Here is an example of a method with a couple of aspects applied.
using Metalama.Documentation.QuickStart;
using Metalama.Framework;
namespace DebugDemo3
{
public class Demo
{
public static void Main(string[] args)
{
string detailXML = GetCustomerDetailsXML("CUST001");
}
[Retry]
[Log]
public static string GetCustomerDetailsXML(string customerID)
{
//TODO
return string.Empty;
}
}
}
The example shows a method that gets customer details from the database as an XML string. There can be many problems connecting to a database; therefore, a Retry
aspect makes sense, and it is better to log these. So the Log
aspect also makes sense. However, it is the role of the aspects' author to determine the order in which these aspects will be applied. As a user of these aspects, you need not worry about them.
CodeLense also displays a clickable link to show the transformed code and original code side by side.
Previewing generated code
To preview the change, click on the link Preview Transformed Code
It will show the result like this:
Note
This preview dialog can also be opened by pressing Ctrl + K
followed by 0
.
The screenshot shows the source of FlakyMethod
and the modified code by the [Log]
aspect. However, you can see that the command shows the entire file in its original and modified version side by side.
To see changes for a particular section of the code, select that part of the code from the dropdown as shown below.
You can also see this from the Context menu that is popped when you right-click on the method. The following screenshots show the highlighted option Show Metalama Diff
.
Implicit aspect addition
In Adding aspects to your code you have seen how aspects can be added to a target method one at a time. This operation is explicit because you are adding the attribute.
However, sometimes you shall discover that CodeLense shows some aspects that are applied to some targets even though no explicit attribute is given. These are implicit aspect applications.
This is possible because aspects marked as [Inheritable] are inherited from the base class to the children classes. Another reason is that fabrics or other aspects can programmatically apply aspects.

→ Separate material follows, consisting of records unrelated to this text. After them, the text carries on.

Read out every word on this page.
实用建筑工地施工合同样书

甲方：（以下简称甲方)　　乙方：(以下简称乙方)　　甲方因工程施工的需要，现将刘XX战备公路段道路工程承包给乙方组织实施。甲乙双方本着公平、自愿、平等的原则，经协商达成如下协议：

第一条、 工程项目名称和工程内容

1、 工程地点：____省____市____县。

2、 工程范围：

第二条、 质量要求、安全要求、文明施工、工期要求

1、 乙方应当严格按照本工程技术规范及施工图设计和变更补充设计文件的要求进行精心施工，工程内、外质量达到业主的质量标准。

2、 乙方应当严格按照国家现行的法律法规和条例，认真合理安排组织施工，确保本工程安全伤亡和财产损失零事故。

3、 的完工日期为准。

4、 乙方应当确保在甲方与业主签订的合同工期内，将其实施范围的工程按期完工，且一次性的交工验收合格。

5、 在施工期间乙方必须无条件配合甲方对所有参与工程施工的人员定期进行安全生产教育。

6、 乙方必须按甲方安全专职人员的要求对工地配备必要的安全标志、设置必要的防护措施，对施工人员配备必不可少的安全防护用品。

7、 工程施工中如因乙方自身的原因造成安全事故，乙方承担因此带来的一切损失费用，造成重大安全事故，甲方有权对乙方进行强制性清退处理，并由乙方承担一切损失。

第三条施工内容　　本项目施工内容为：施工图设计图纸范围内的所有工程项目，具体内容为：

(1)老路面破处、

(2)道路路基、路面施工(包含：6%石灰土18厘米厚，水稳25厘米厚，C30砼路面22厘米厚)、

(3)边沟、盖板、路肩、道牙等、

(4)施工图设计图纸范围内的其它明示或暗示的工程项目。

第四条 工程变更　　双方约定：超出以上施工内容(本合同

In these cases, you will not see an aspect custom attribute on the target declaration.
Example: NotifyPropertyChanged
In the following code example, it is shown how the PropertyChanged
event is fired for all members of derived classes when the NotificationPropertyChanged
aspect is applied.
using Metalama.Documentation.QuickStart;
namespace DebugDemo4
{
[NotifyPropertyChanged]
internal partial class MovingVertex
{
public double X { get; set; }
public double Y { get; set; }
public double DX { get; set; }
public double DY { get; set; }
public double Velocity => Math.Sqrt((this.DX * this.DX) + (this.DY * this.DY));
public virtual void ApplyTime(double time)
{
this.X += this.DX * time;
this.Y += this.DY * time;
}
}
internal class MovingVertex3D : MovingVertex
{
public double Z { get; set; }
public double DZ { get; set; }
public override void ApplyTime(double time)
{
base.ApplyTime(time);
this.Z += this.DZ * time;
}
}
internal class Program
{
private static void Main()
{
var car = new MovingVertex { X = 5, Y = 3, DX = 0.1, DY = 0.3 };
car.PropertyChanged += (_, args) => Console.WriteLine($"{args.PropertyName} has changed");
car.ApplyTime(1.2);
Console.WriteLine(new String('-', 10));
var car3 = new MovingVertex3D { X = 5, Y = 3, Z = 4, DX = 0.1, DY = 0.3, DZ = 0.4 };
car3.PropertyChanged += (_, args) => Console.WriteLine($"{args.PropertyName} has changed");
car3.ApplyTime(1.2);
}
}
}
This program prints the following output:
X has changed
Y has changed
----------
X has changed
Y has changed
Z has changed
Notice that members of the MovingVertex3D
type don't have an explicit [NotifyPropertyChanged]
attribute. The aspect is inherited from the base class.